C’est un immense succès diplomatique pour l’UE, qui a su éviter que la cohésion européenne ne se brise et s’assurer que la Pologne s’associe aux objectifs de 2030 et 2050 avec, évidemment, des mesures qui tiennent compte de sa situation spécifique. Le nucléaire est une solution efficace pour permettre à la Pologne de fermer progressivement ses centrales à charbon, aux côtés de l’éolien, de l’efficacité énergétique et des interconnexions. La position anti-nucléaire de l’Allemagne paraît à cet égard totalement anachronique et problématique : Berlin peut-il demander à la Pologne de suivre son modèle de Energiewende, extraordinairement coûteux et inefficace ?
Certains pays vont-ils pâtir de cette diplomatie du carbone ?
Il y a dans le monde quatre types de pays face au climat : les grands émetteurs, tant historiques que par habitant (USA en tête, puis Chine, Europe, Russie et Japon) ; les grands émetteurs, mais qui émettent peu historiquement et par habitant, et qui sont en développement (Inde, Brésil) ; ceux qui ont peu émis historiquement et qui ont d’immenses émissions par habitants (Moyen-Orient) ; et tous ceux qui n’émettent pratiquement pas et seront les grandes victimes du changement climatique (Afrique sub-saharienne). Il est clair que les premiers doivent faire plus que les autres, et plus vite, en aidant les plus vulnérables.

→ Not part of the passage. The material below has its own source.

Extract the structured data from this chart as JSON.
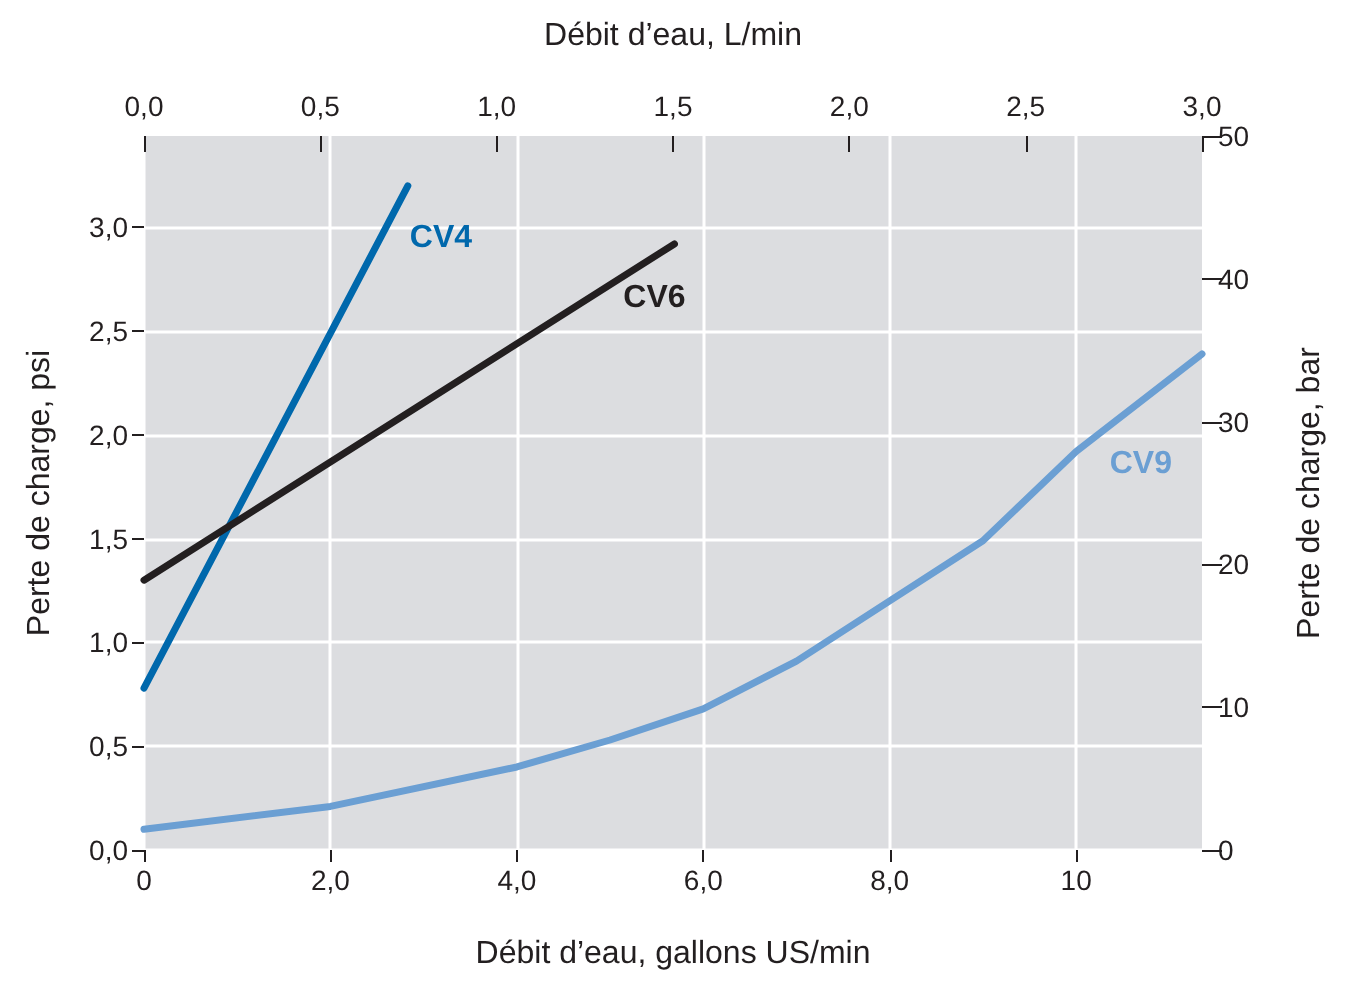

Il est aussi nécessaire que les pays en développement réduisent l’intensité carbone de leur économie, mais ils ne peuvent pas réduire le volume de leurs émissions aussi vite que les autres. Ceux-là doivent être accompagnés dans leurs efforts. C’est le cas de l’Inde. Enfin, ceux qui ont les émissions les plus élevées et qui ne s’engagent pas assez doivent logiquement subir des contraintes et pressions à tous les niveaux, et de manière grandissante. Un changement de paradigme s’opère en effet, l’Australie d’ailleurs est très isolée, et dans une moindre mesure, la Russie, l’Arabie saoudite, la Turquie, le Brésil. Avec le développement des mesures climatiques coercitives (commerce, tarification du carbone, aide au développement), de la finance verte, et des possibles boycotts, ces pays devront repeser le pour et le contre, et se résoudre à l’évidence.